BURBERRY, RUS HOLİGANLARIN NASIL İLHAM ALDI?
Doğu kültürüyle Batı kültürünü bir araya getiren çalışmalar, hep çok iyi sonuç veriyor. Doğu-Batı sentezi, bir anda moda dünyasına giren Rus fotoğrafçı Gosha Rubchinskiy'nin işbirliklerini özetleyen de bir tamlama: Adidas, Dr. Martens, Levi's, şimdi de Burberry gibi Batılı markalara hazırladığı koleksiyonlarda bütün kodlarıyla Sovyet sonrası Rusya yer alıyor. Netice heyecan verici olmaya devam edebilirdi; eğer Gosha, sosyal medya hesaplarından bundan sonra koleksiyon hazırlamayacağını duyurmasaydı.
Gosha'nın Burberry'ye hazırladığı kapsül koleksiyonda bir İngiliz geleneği olarak Harrington ceket ve Burberry'nin ikonik ekose deseni, Sovyet sonrası Rus gençlik ve futbol kültürüyle birleşiyor. Burberry'yi temsil eden yüksek sınıf çalışanları, Rusya'nın holiganları gibi giyinebiliyor; modanın güzelliği de bu. Baştan aşağı ekose deseni giymiş ve şapka üreticisi Stephen Jones'ın yaptığı Rus şapkasını takmış modeller de bu iki anlayışın birleşimini sembolize ediyor.
Burberry x Gosha Rubchinskiy işbirliğinde önce bahar-yaz koleksiyonu, sonra sonbahar-yaz koleksiyonu ortaya çıktı; bahar koleksiyonunun tanıtıldığı yer, St Petersburg'du. Bunun nedeni de St Petersburg'un 19. yüzyılda Rusya sınırları içinde futbol oynanan ilk yer olmasıydı.
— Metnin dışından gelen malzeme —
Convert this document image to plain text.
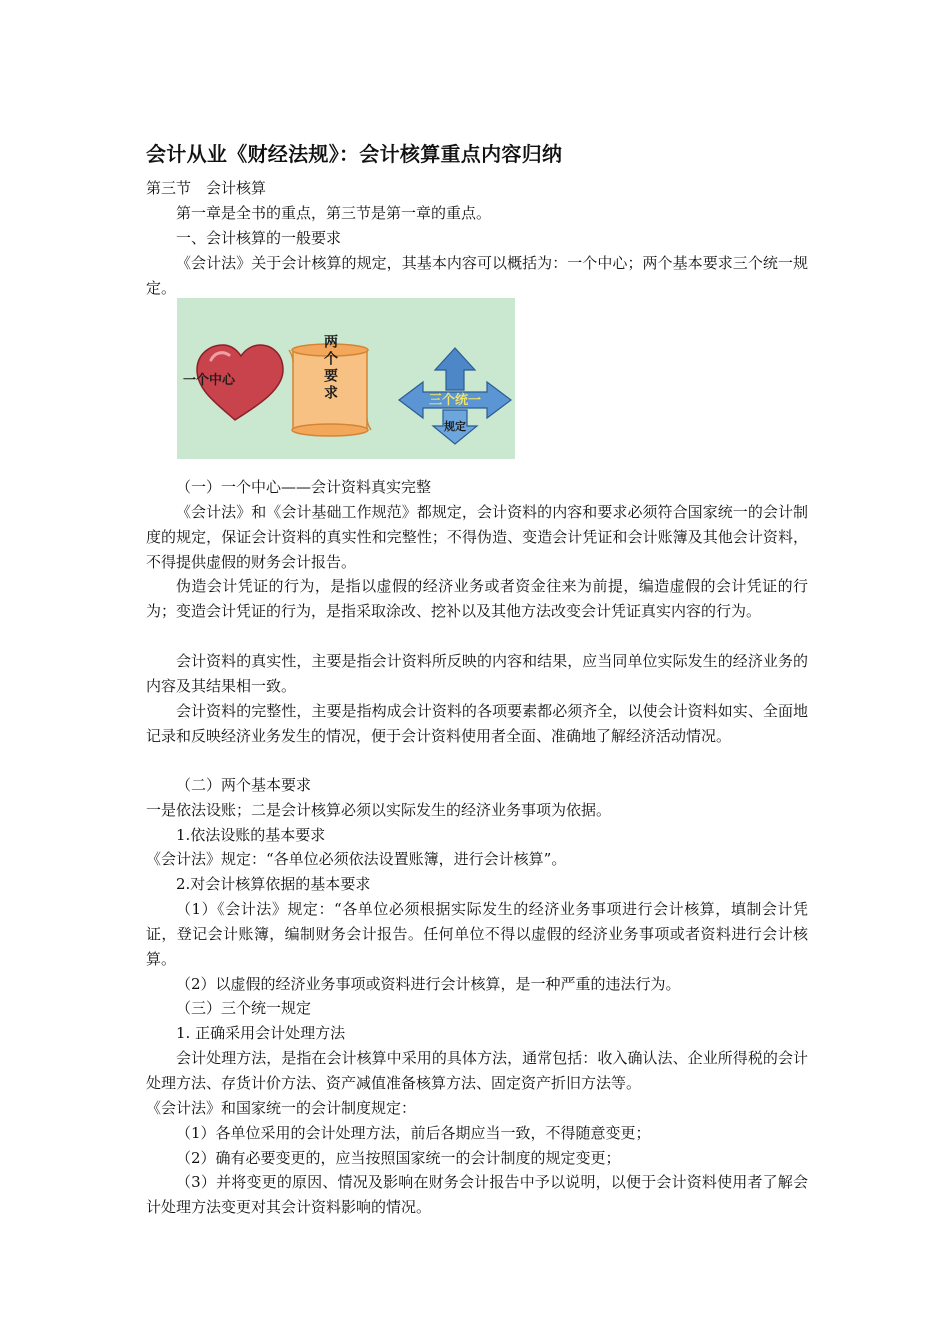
会计从业《财经法规》：会计核算重点内容归纳
第三节　会计核算
第一章是全书的重点，第三节是第一章的重点。
一、会计核算的一般要求
《会计法》关于会计核算的规定，其基本内容可以概括为：一个中心；两个基本要求三个统一规定。
一个中心	两个要求	三个统一
规定
（一）一个中心——会计资料真实完整
《会计法》和《会计基础工作规范》都规定，会计资料的内容和要求必须符合国家统一的会计制度的规定，保证会计资料的真实性和完整性；不得伪造、变造会计凭证和会计账簿及其他会计资料，不得提供虚假的财务会计报告。
伪造会计凭证的行为，是指以虚假的经济业务或者资金往来为前提，编造虚假的会计凭证的行为；变造会计凭证的行为，是指采取涂改、挖补以及其他方法改变会计凭证真实内容的行为。
会计资料的真实性，主要是指会计资料所反映的内容和结果，应当同单位实际发生的经济业务的内容及其结果相一致。
会计资料的完整性，主要是指构成会计资料的各项要素都必须齐全，以使会计资料如实、全面地记录和反映经济业务发生的情况，便于会计资料使用者全面、准确地了解经济活动情况。
（二）两个基本要求
一是依法设账；二是会计核算必须以实际发生的经济业务事项为依据。
1.依法设账的基本要求
《会计法》规定：“各单位必须依法设置账簿，进行会计核算”。
2.对会计核算依据的基本要求
（1）《会计法》规定：“各单位必须根据实际发生的经济业务事项进行会计核算，填制会计凭证，登记会计账簿，编制财务会计报告。任何单位不得以虚假的经济业务事项或者资料进行会计核算。
（2）以虚假的经济业务事项或资料进行会计核算，是一种严重的违法行为。
（三）三个统一规定
1. 正确采用会计处理方法
会计处理方法，是指在会计核算中采用的具体方法，通常包括：收入确认法、企业所得税的会计处理方法、存货计价方法、资产减值准备核算方法、固定资产折旧方法等。
《会计法》和国家统一的会计制度规定：
（1）各单位采用的会计处理方法，前后各期应当一致，不得随意变更；
（2）确有必要变更的，应当按照国家统一的会计制度的规定变更；
（3）并将变更的原因、情况及影响在财务会计报告中予以说明，以便于会计资料使用者了解会计处理方法变更对其会计资料影响的情况。
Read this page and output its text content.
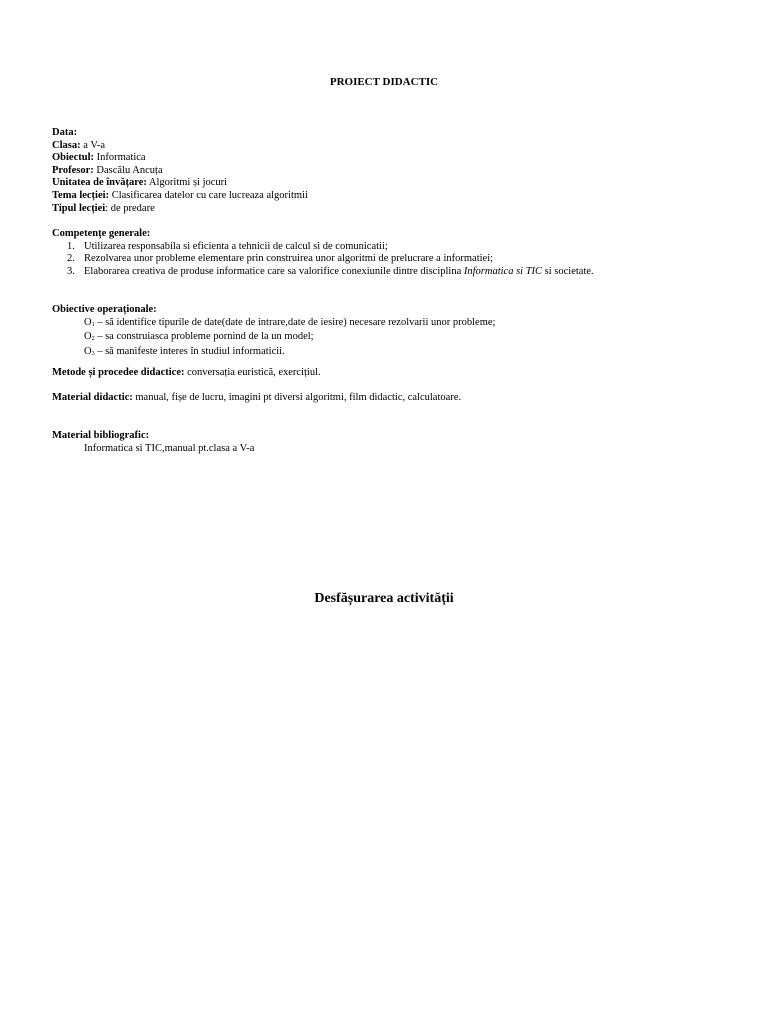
PROIECT DIDACTIC
Data:
Clasa: a V-a
Obiectul: Informatica
Profesor: Dascălu Ancuța
Unitatea de învățare: Algoritmi și jocuri
Tema lecției: Clasificarea datelor cu care lucreaza algoritmii
Tipul lecției: de predare
Competențe generale:
1. Utilizarea responsabila si eficienta a tehnicii de calcul si de comunicatii;
2. Rezolvarea unor probleme elementare prin construirea unor algoritmi de prelucrare a informatiei;
3. Elaborarea creativa de produse informatice care sa valorifice conexiunile dintre disciplina Informatica si TIC si societate.
Obiective operaționale:
O1 – să identifice tipurile de date(date de intrare,date de iesire) necesare rezolvarii unor probleme;
O2 – sa construiasca probleme pornind de la un model;
O3 – să manifeste interes în studiul informaticii.
Metode și procedee didactice: conversația euristică, exercițiul.
Material didactic: manual, fișe de lucru, imagini pt diversi algoritmi, film didactic, calculatoare.
Material bibliografic:
Informatica si TIC,manual pt.clasa a V-a
Desfășurarea activității
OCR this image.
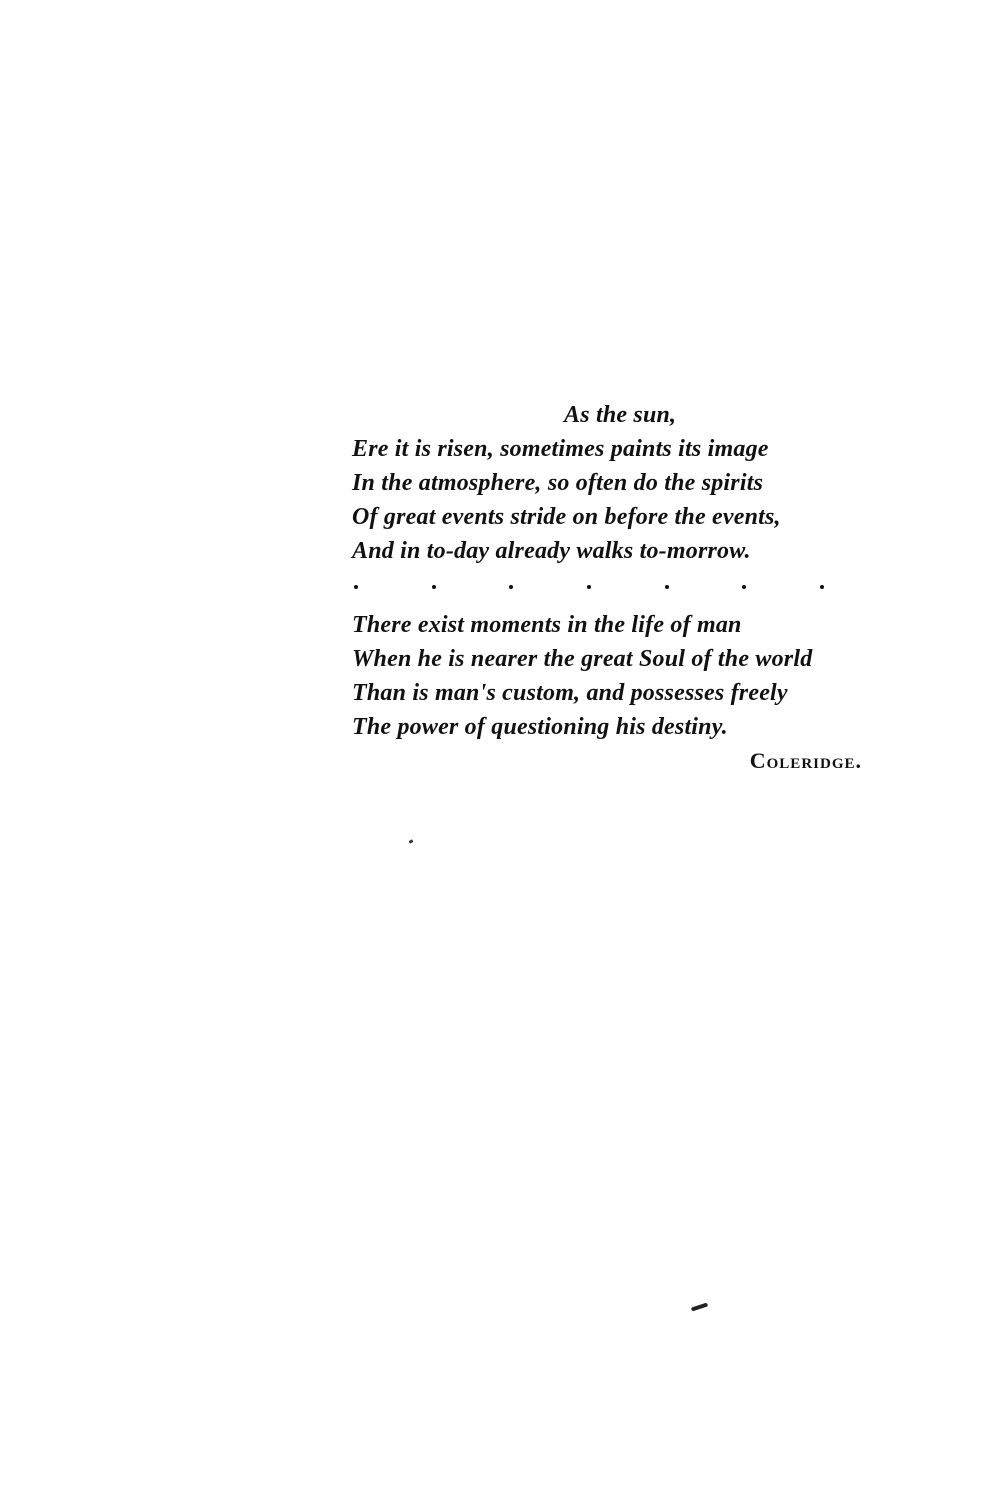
As the sun,
Ere it is risen, sometimes paints its image
In the atmosphere, so often do the spirits
Of great events stride on before the events,
And in to-day already walks to-morrow.
There exist moments in the life of man
When he is nearer the great Soul of the world
Than is man's custom, and possesses freely
The power of questioning his destiny.
Coleridge.
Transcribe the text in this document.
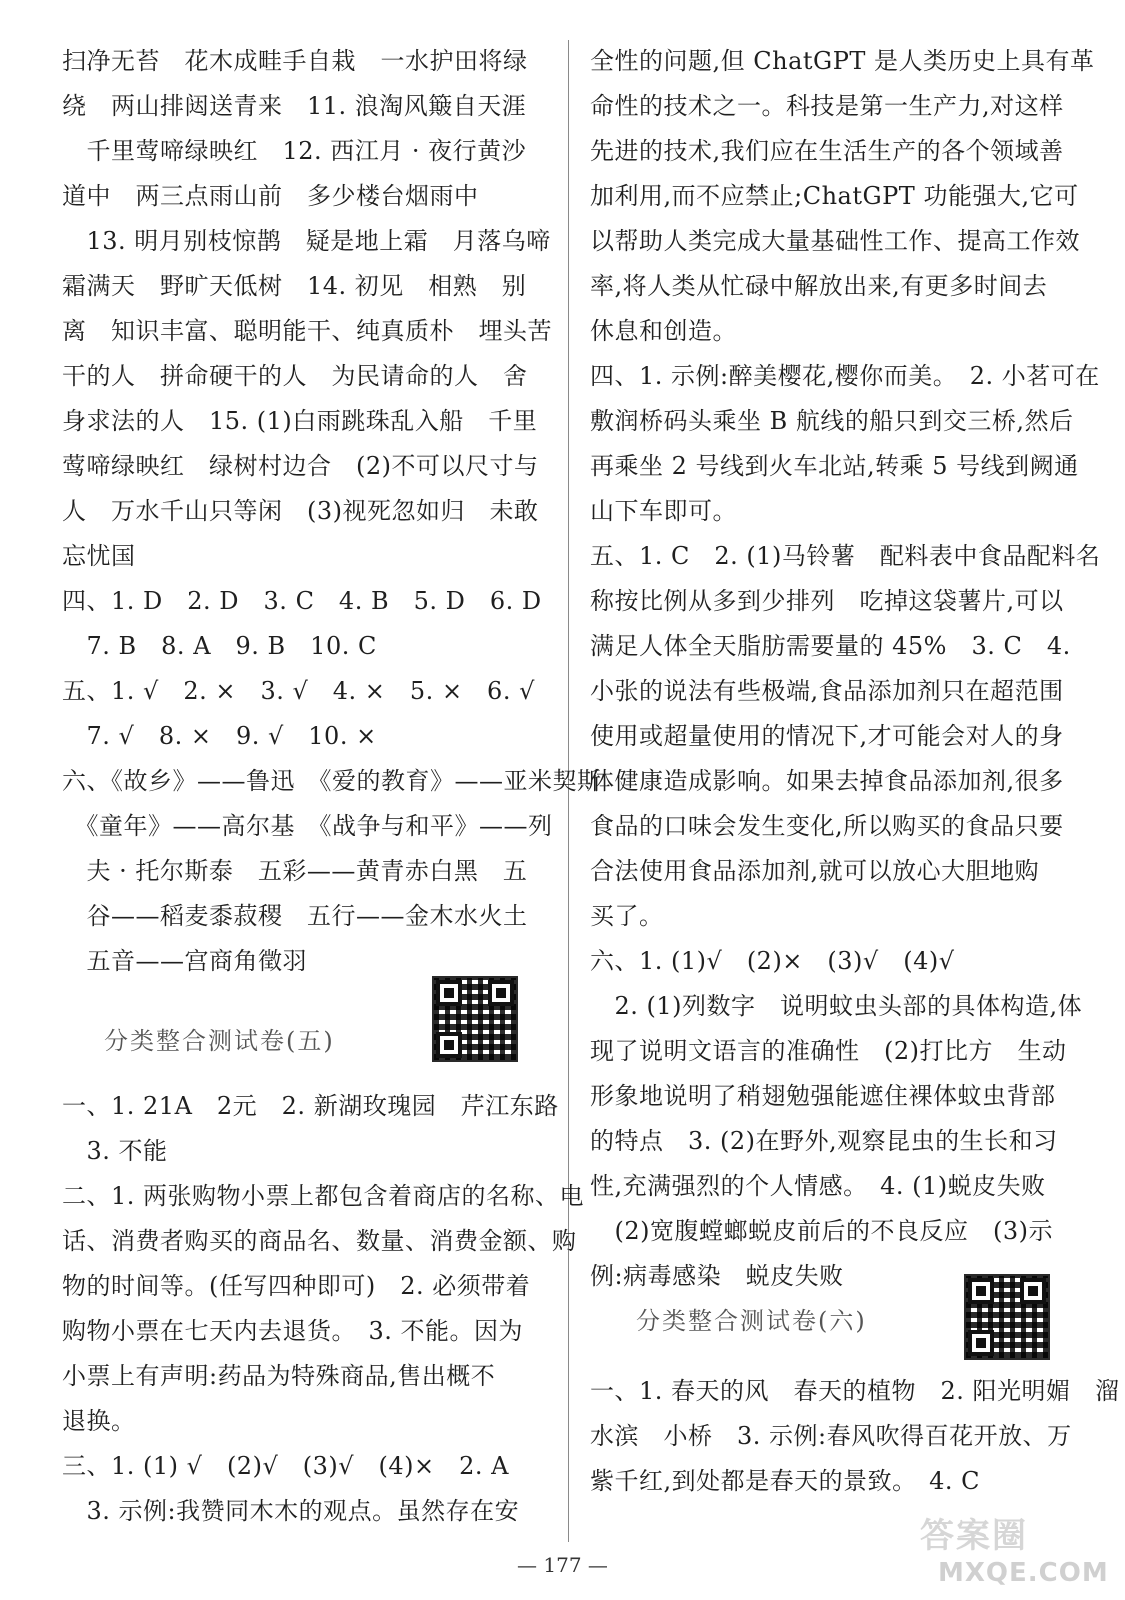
扫净无苔　花木成畦手自栽　一水护田将绿
绕　两山排闼送青来　11. 浪淘风簸自天涯
　千里莺啼绿映红　12. 西江月 · 夜行黄沙
道中　两三点雨山前　多少楼台烟雨中
　13. 明月别枝惊鹊　疑是地上霜　月落乌啼
霜满天　野旷天低树　14. 初见　相熟　别
离　知识丰富、聪明能干、纯真质朴　埋头苦
干的人　拼命硬干的人　为民请命的人　舍
身求法的人　15. (1)白雨跳珠乱入船　千里
莺啼绿映红　绿树村边合　(2)不可以尺寸与
人　万水千山只等闲　(3)视死忽如归　未敢
忘忧国
四、1. D　2. D　3. C　4. B　5. D　6. D
　7. B　8. A　9. B　10. C
五、1. √　2. ×　3. √　4. ×　5. ×　6. √
　7. √　8. ×　9. √　10. ×
六、《故乡》——鲁迅　《爱的教育》——亚米契斯
　《童年》——高尔基　《战争与和平》——列
　夫 · 托尔斯泰　五彩——黄青赤白黑　五
　谷——稻麦黍菽稷　五行——金木水火土
　五音——宫商角徵羽
分类整合测试卷(五)
一、1. 21A　2元　2. 新湖玫瑰园　芹江东路
　3. 不能
二、1. 两张购物小票上都包含着商店的名称、电
话、消费者购买的商品名、数量、消费金额、购
物的时间等。(任写四种即可)　2. 必须带着
购物小票在七天内去退货。　3. 不能。因为
小票上有声明:药品为特殊商品,售出概不
退换。
三、1. (1) √　(2)√　(3)√　(4)×　2. A
　3. 示例:我赞同木木的观点。虽然存在安
全性的问题,但 ChatGPT 是人类历史上具有革
命性的技术之一。科技是第一生产力,对这样
先进的技术,我们应在生活生产的各个领域善
加利用,而不应禁止;ChatGPT 功能强大,它可
以帮助人类完成大量基础性工作、提高工作效
率,将人类从忙碌中解放出来,有更多时间去
休息和创造。
四、1. 示例:醉美樱花,樱你而美。　2. 小茗可在
敷润桥码头乘坐 B 航线的船只到交三桥,然后
再乘坐 2 号线到火车北站,转乘 5 号线到阙通
山下车即可。
五、1. C　2. (1)马铃薯　配料表中食品配料名
称按比例从多到少排列　吃掉这袋薯片,可以
满足人体全天脂肪需要量的 45%　3. C　4.
小张的说法有些极端,食品添加剂只在超范围
使用或超量使用的情况下,才可能会对人的身
体健康造成影响。如果去掉食品添加剂,很多
食品的口味会发生变化,所以购买的食品只要
合法使用食品添加剂,就可以放心大胆地购
买了。
六、1. (1)√　(2)×　(3)√　(4)√
　2. (1)列数字　说明蚊虫头部的具体构造,体
现了说明文语言的准确性　(2)打比方　生动
形象地说明了稍翅勉强能遮住裸体蚊虫背部
的特点　3. (2)在野外,观察昆虫的生长和习
性,充满强烈的个人情感。　4. (1)蜕皮失败
　(2)宽腹螳螂蜕皮前后的不良反应　(3)示
例:病毒感染　蜕皮失败
分类整合测试卷(六)
一、1. 春天的风　春天的植物　2. 阳光明媚　溜
水滨　小桥　3. 示例:春风吹得百花开放、万
紫千红,到处都是春天的景致。　4. C
— 177 —
答案圈
MXQE.COM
Rubchinsky, işbirliğine giden yolu şöyle anlatıyor: "Burberry, Sovyet sonrası Rusya'ya gelen ilk markalardan biriydi. 19. yüzyılda bize futbolu öğretenler de İngilizlerdi. Bu sebeple bir İngiliz markasıyla, özellikle Burberry ile işbirliği yapmayı çok istiyordum." İngiliz Burberry'nin sonbahar-kış koleksiyonunun tanıtıldığı yer durumu daha da tuhaflaştırıyor: 2015'te açılan Boris Yeltsin Museum. Yani Rusya'nın ilk başbakanı onuruna açılan müze. Âdeta bir Sovyet sonrası kutlaması.